Rus uçağını düşürdük. ‘Putin bunu onun yanına bırakmaz’ dendi. Suriye’ye burnumuzu uzatamaz olduk. Biraz domates biraz turist daha yeni başlamışken hemen Kremlin’e Putin’in elini “sıkmaya” koştu bizimkisi. ‘Her türlü tazminatı ödemeye hazırız’dan tutun Suriye’de hizaya gelmeye kadar bilumum ayarı yedik. Şimdi her durumda önce Esed’in hamisi Putin’i arıyor bizimki.
AB’ye seçim meydanlarında her türlü küfrü ettiler. Kahvehanede bile kullanılmayan argolu sözlerle. ‘AB karar versin biz sizi istemiyoruz gerekirse bunun için de referandum yapar size kapıyı gösteririz’ dedik. Haçlılardan tutun da Hitler’e kadar bütün sinir uçlarına dokundu. Bunlar bizim ekonomiyi çökertirler kardeşim demeye kalmadı sanki adamlara o küfürleri eden kendisi değilmiş gibi “Seçimler geride kaldı, AB ile yeni bir takvimde anlaştık” deyiverdi. AB’ye üyelik tek hedefimiz lafları etmeye başladılar. Yine sonradan öğreniyoruz ki meydanlarda küfür ettiği ne kadar ülke varsa yakın zamanda hamudu ile ihale almış.

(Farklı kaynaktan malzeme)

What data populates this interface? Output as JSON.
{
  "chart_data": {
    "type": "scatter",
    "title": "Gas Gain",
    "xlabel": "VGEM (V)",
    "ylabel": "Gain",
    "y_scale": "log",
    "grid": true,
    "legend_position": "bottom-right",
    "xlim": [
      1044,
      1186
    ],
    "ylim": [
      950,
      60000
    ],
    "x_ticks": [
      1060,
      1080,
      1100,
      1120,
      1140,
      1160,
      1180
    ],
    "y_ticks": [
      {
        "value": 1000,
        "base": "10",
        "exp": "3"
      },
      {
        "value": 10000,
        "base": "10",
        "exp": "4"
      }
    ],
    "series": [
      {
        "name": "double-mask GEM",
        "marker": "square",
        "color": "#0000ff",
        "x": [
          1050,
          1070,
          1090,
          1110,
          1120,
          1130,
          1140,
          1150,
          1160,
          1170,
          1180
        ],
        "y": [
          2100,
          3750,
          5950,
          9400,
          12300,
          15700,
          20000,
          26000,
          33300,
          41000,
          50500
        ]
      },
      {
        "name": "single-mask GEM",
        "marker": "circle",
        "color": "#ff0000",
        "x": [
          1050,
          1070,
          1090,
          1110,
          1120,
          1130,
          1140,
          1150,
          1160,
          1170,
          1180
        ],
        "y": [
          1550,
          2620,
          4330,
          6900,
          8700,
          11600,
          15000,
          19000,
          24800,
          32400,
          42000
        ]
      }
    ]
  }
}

Şimdi Katar meselesi çıkınca yine bazıları ‘Erdoğan’ın sonu geldi’ mesajları yaymaya başladı. Terörist ülke ilan edilecek Katar ile en yakın ortak olan Türkiye’nin de bundan etkileneceği falan söyleniyor. Katar kim ki bizim bir ortağımız kara gün dostumuz olacak. Katar, Erdoğan ailesinin iş ortağıdır, gizli kasasıdır, kara paraların aklandığı şirkettir. Ama bütün paraları tek kasaya koymuş değildir ya. Baktı iş ciddileşiyor. Satıverir. ‘Katar bölgenin hassasiyetlerini dikkate almalı’ der, bir de Suud ziyareti patlatır, umre yapar döner.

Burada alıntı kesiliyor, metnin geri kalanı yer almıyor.